Cuatro peligros del dating online

Quizás te hayas enterado por la prensa en las semanas pasadas: un chico estafó a 63 mujeres y un hombre, a través de webs de citas. Los engatusaba, se acababan enamorando, se mudaba a sus casas (una después de otra, evidentemente, no al mismo tiempo), les pedía dinero, les acababa estafando… En definitiva, nuestro seductor 2.0, que ha sido ya arrestado, había hecho de la seducción online un modo de vivir. Y es que el dating, tan de moda y que ha venido para instalarse, no deja de tener sus riesgos que van más allá de que la persona con la que quedaste y que te parecía un “amor” a través del chat resulte ser un dolor de muelas. Vamos a ver cuáles son:

Que te insulten gratuitamente. Marisa, 32 años, diseñadora gráfica, empezó a chatear con ese chico musculoso que, lo primero que la dijo fue “Seguro que no buscamos lo mismo”. Ella se hizo la valiente y le dijo que cómo iba a saberlo si no se lo preguntaba. “Yo busco sexo”, contestó él. “Yo busco lo mismo”, dijo ella. Entonces él directamente la invitó a ir a su casa a lo que ella respondió que no iba a meterse en casa de ningún desconocido, que para eso estaban los hoteles. Eso pareció molestar al chico, quien le respondió: “No estoy pagando una hipoteca para irme a un hotel. Si quiere uno, pagas tú”. A lo que ella respondió que si acaso a medias, que demostraba ser muy poco caballeroso. “Puta”, terció él. Sin más. Insultar gratuitamente en un chat de dating está a la orden del día: sale gratis y nadie te fiscaliza por ello.

Hand typing on phone

Que te manden fotos que no has pedido: sí, las mujeres, algunas, también envían fotos de sus tetas pero vamos a decir, la pandemia, de enviar fotos de órganos sexuales es sobre todo, masculina. Si no las borras debidamente, luego tu biblioteca de fotos en el móvil parecerá una peli porno…

Que te mientan: ya no hablamos de que esa persona aparezca con 20 kilos menos de los que se veía en la foto del chat, o que no sea quien dice ser (que te diga, por ejemplo, que es informático y luego resulte ser Guardia Civil). O soltero y luego esté casado. O más calvo que una bola de billar mientras en la foto aparecía con la melena al viento… La mentira está a la orden del día, en el bar pero sobre todo, en Internet.

Que te acosen, antes de conocerte o una vez hayas quedado: los hay muy insistentes y muy desesperados y de la misma forma que en la vida “real” puedes dar por la calle con alguien que no esté muy bien de la azotea, imagínate en un chat. Se han dado casos de acosos por teléfono o peor, una vez que hayáis quedado. Lo primero tiene una fácil solución, se bloquea a ese contacto y ya está, aunque la cosa se complica si habéis intercambiado redes sociales.. Lo segundo puede ser más difícil de resolver y te dará más dolores de cabeza.

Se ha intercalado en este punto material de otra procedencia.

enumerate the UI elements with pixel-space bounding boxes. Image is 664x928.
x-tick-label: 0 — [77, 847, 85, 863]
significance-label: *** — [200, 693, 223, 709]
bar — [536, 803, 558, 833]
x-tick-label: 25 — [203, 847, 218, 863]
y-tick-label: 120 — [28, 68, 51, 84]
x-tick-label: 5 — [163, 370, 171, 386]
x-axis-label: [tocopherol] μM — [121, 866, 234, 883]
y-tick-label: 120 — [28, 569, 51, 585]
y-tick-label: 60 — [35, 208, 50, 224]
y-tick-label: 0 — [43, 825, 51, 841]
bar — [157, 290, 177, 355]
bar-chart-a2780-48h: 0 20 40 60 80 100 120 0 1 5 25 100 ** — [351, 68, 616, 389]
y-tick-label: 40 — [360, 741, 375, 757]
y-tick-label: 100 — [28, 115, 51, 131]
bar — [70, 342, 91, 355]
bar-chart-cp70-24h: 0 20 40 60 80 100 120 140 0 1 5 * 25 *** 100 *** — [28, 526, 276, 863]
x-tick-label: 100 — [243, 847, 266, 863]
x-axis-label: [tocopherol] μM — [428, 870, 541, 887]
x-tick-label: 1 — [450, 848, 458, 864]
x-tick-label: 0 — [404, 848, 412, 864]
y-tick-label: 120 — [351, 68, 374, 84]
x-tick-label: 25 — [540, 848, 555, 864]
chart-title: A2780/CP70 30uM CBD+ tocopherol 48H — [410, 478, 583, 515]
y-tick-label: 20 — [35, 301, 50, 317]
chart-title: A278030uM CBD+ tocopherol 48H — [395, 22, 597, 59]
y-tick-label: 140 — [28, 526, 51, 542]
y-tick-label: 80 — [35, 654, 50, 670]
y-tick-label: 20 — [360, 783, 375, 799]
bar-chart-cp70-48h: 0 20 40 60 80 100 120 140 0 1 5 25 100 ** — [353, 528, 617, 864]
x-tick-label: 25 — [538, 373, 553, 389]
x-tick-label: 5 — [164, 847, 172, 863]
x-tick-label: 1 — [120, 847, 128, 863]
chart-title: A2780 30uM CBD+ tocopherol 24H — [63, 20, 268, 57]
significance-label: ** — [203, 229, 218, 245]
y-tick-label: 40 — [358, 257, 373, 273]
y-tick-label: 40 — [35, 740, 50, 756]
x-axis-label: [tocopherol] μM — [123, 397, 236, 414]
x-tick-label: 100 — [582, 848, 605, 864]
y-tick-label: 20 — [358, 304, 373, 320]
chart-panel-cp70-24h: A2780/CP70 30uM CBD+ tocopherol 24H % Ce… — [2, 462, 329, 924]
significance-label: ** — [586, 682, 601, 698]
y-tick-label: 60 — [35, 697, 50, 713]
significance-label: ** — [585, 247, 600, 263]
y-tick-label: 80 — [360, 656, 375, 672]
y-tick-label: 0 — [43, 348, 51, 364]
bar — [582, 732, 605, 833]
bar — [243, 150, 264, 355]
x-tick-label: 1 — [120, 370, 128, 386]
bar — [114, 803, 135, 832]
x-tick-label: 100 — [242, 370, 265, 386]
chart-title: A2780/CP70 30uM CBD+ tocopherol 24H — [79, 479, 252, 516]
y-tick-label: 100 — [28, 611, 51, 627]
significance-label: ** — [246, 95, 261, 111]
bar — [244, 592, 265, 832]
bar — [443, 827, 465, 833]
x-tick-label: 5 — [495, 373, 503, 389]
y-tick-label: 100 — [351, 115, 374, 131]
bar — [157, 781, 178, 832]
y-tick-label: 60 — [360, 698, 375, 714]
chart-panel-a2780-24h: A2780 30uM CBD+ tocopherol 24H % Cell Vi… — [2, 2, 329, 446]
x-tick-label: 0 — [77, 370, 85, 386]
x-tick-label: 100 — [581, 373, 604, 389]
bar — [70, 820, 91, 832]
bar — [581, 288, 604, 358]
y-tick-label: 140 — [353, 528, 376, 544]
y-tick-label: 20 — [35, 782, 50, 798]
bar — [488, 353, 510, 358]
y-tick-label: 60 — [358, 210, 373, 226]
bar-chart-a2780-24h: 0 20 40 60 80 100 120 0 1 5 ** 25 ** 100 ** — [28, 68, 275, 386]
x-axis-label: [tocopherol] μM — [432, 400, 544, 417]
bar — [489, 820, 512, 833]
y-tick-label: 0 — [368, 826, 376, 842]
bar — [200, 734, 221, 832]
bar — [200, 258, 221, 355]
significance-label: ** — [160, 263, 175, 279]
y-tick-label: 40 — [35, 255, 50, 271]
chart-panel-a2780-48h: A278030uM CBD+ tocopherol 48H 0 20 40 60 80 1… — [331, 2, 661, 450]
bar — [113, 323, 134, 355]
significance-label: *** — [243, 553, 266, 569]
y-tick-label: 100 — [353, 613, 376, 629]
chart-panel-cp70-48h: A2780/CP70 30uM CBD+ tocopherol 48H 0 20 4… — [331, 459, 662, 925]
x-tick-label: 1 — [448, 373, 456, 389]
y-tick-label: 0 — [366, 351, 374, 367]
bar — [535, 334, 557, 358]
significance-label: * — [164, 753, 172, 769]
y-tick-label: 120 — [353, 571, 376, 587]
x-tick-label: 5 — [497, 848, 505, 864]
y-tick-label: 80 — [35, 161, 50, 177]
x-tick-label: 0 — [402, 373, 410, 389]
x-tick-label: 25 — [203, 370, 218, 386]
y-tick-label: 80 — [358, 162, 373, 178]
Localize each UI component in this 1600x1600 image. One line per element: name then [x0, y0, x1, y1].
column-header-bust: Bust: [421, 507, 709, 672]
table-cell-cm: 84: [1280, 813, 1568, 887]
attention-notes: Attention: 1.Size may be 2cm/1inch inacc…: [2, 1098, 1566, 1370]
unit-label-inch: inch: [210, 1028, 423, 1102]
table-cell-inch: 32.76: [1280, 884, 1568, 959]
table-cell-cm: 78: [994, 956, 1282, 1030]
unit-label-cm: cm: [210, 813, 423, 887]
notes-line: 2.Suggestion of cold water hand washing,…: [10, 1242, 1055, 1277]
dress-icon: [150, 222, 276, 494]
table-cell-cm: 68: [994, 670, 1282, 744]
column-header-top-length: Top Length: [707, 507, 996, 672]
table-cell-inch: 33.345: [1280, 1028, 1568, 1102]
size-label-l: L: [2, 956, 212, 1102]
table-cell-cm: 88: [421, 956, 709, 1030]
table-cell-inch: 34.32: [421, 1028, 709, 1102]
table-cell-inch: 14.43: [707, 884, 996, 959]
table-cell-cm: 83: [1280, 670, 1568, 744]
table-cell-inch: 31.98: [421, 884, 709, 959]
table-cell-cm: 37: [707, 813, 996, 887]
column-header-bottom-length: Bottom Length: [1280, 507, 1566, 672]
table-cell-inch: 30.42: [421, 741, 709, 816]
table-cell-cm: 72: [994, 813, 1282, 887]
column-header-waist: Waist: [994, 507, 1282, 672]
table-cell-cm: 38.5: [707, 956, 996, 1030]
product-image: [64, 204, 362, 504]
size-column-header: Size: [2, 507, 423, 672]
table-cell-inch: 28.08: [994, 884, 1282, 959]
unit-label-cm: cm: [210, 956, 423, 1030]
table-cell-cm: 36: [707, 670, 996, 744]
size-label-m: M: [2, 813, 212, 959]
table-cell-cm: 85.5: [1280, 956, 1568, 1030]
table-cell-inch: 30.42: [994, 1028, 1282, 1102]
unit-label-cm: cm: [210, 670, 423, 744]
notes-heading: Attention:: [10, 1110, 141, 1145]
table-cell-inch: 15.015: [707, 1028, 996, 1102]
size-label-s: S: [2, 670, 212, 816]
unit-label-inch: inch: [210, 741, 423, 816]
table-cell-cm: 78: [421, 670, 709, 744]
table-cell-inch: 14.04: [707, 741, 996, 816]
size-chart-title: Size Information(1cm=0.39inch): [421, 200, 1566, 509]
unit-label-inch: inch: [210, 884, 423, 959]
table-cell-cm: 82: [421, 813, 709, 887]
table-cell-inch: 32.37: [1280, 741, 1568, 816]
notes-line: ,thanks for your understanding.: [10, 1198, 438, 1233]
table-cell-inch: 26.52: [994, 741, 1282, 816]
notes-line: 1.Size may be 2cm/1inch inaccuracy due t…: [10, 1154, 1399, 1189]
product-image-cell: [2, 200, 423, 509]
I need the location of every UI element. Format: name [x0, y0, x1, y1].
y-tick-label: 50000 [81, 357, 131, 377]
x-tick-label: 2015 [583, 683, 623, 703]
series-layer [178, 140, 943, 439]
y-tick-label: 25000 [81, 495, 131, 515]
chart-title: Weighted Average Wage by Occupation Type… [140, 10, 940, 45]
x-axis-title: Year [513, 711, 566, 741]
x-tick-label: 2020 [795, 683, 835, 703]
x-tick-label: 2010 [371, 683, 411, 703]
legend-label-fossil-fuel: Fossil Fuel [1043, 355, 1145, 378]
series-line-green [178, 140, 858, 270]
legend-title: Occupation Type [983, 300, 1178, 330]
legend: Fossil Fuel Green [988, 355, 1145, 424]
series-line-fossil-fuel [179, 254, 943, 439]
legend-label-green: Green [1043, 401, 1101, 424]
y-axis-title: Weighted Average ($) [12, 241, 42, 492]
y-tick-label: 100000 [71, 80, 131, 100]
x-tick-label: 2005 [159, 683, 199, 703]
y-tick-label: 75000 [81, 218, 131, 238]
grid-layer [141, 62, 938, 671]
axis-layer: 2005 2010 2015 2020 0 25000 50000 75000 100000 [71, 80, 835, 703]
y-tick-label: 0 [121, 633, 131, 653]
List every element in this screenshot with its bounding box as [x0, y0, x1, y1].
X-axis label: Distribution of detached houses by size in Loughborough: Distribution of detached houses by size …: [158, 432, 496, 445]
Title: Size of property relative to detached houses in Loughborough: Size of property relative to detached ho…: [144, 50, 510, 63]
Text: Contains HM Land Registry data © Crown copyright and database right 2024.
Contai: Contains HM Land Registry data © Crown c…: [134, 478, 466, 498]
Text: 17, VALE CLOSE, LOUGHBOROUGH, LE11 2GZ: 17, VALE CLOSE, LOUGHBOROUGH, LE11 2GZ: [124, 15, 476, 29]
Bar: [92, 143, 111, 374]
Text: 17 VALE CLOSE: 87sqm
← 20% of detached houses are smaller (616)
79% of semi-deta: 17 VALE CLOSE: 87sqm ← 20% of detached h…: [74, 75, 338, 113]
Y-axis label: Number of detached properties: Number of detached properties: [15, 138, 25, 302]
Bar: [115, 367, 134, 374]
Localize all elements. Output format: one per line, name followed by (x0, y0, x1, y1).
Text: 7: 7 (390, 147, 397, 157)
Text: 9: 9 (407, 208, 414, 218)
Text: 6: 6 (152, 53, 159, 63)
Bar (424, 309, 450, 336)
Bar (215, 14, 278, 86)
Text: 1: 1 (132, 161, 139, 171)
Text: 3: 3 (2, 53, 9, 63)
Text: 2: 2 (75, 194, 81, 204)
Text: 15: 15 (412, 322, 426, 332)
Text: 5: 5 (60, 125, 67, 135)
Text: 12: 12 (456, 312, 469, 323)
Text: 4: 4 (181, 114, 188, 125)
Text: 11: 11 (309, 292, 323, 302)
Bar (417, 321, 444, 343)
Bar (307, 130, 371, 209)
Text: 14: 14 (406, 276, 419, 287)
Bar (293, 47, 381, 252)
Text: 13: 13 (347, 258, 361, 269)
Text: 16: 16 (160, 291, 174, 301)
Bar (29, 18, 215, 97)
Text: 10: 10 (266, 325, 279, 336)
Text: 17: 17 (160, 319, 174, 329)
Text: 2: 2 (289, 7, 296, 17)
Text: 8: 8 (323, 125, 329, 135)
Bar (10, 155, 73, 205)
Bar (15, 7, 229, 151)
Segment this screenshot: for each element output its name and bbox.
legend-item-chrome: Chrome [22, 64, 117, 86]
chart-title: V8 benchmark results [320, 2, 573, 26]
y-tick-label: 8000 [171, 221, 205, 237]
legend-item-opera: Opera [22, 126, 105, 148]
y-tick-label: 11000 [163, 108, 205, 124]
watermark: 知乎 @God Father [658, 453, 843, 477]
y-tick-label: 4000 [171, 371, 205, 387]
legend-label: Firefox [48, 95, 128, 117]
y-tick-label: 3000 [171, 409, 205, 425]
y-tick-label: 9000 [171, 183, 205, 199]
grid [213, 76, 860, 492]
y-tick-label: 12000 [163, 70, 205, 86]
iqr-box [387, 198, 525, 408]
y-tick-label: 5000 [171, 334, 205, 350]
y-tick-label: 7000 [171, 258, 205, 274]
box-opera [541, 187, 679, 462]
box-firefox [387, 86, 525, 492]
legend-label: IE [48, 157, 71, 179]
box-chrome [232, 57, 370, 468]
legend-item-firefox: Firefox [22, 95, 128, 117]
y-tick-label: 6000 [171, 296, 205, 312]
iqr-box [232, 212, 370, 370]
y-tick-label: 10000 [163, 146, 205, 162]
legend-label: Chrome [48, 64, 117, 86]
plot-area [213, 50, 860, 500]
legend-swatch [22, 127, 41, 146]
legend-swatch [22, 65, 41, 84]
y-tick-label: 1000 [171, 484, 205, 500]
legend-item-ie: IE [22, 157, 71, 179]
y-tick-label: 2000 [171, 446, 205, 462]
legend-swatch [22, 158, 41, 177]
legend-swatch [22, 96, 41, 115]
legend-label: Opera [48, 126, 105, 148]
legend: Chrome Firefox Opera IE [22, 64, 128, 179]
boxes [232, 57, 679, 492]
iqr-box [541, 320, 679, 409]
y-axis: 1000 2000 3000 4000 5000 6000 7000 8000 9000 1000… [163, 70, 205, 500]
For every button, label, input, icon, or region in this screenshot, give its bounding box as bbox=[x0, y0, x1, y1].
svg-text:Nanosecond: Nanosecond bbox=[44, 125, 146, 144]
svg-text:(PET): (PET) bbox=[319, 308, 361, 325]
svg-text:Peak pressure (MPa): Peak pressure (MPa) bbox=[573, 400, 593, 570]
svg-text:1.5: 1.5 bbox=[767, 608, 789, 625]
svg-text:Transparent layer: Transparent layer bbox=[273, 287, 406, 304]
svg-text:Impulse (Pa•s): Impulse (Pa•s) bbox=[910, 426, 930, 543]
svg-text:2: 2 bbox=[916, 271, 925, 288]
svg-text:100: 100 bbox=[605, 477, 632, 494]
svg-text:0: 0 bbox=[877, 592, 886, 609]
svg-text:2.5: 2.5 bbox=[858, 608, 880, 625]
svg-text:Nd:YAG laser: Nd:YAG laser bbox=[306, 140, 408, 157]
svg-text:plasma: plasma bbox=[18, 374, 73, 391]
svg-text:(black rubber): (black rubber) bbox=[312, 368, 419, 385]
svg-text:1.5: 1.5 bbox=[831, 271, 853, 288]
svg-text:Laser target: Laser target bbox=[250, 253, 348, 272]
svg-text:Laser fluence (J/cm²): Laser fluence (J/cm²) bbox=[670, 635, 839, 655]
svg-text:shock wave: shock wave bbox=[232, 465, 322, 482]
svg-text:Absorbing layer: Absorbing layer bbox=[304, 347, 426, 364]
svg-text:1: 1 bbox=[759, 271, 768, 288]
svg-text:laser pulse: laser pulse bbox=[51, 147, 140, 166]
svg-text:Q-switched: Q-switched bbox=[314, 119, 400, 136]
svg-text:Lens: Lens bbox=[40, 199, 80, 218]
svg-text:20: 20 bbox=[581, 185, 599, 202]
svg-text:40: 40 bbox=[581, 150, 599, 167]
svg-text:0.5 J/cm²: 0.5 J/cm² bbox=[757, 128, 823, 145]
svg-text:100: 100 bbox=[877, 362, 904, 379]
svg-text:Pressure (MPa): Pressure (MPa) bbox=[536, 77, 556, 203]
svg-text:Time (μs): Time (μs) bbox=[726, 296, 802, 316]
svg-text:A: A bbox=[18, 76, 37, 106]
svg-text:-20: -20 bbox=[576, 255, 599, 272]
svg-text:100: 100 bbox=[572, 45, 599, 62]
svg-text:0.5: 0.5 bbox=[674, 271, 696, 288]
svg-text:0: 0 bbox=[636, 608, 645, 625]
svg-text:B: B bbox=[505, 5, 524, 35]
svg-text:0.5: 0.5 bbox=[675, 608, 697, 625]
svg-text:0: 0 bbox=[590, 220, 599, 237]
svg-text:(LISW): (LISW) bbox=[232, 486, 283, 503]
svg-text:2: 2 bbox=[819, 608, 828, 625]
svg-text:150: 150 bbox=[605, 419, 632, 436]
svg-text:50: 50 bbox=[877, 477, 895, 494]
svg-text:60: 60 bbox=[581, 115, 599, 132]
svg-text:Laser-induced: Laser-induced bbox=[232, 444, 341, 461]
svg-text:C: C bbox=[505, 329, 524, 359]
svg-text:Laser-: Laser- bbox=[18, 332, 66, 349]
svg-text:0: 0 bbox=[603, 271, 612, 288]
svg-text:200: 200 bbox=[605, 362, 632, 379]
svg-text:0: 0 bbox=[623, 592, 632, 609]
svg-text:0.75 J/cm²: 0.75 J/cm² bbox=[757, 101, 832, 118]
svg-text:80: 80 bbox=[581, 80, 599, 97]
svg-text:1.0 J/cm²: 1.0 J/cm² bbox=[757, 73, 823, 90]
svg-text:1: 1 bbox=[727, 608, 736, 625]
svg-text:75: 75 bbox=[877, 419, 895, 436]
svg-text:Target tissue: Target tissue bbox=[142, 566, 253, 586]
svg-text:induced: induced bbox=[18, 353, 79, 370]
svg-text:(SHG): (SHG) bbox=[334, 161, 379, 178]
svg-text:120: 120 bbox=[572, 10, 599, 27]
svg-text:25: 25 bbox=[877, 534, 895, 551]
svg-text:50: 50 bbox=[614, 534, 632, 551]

El dating online puede ser muy divertido pero, como la vida misma, no está exento de peligros si bien en la red se magnifican porque no sabemos realmente con quién estamos hablando. En todo caso, no están de más unos consejos:

– Cuando vayas a quedar con esa persona, que sea siempre, preferiblemente, en un sitio público: un bar, un museo… El peligro se diluye con gente alrededor.

– No está de más que tus amigas/os más íntimos sepan con quién has quedado, dónde y cuál es su teléfono. Simplemente, por precaución.

– Si por cualquier cosa, no te da buen pálpito, si tienes alguna sensación rara, no vayas por quedar bien, avisa de que no puedes acercarte, porque que sean relaciones online no quiere decir que no seamos educados. Pero haz caso a tu instinto.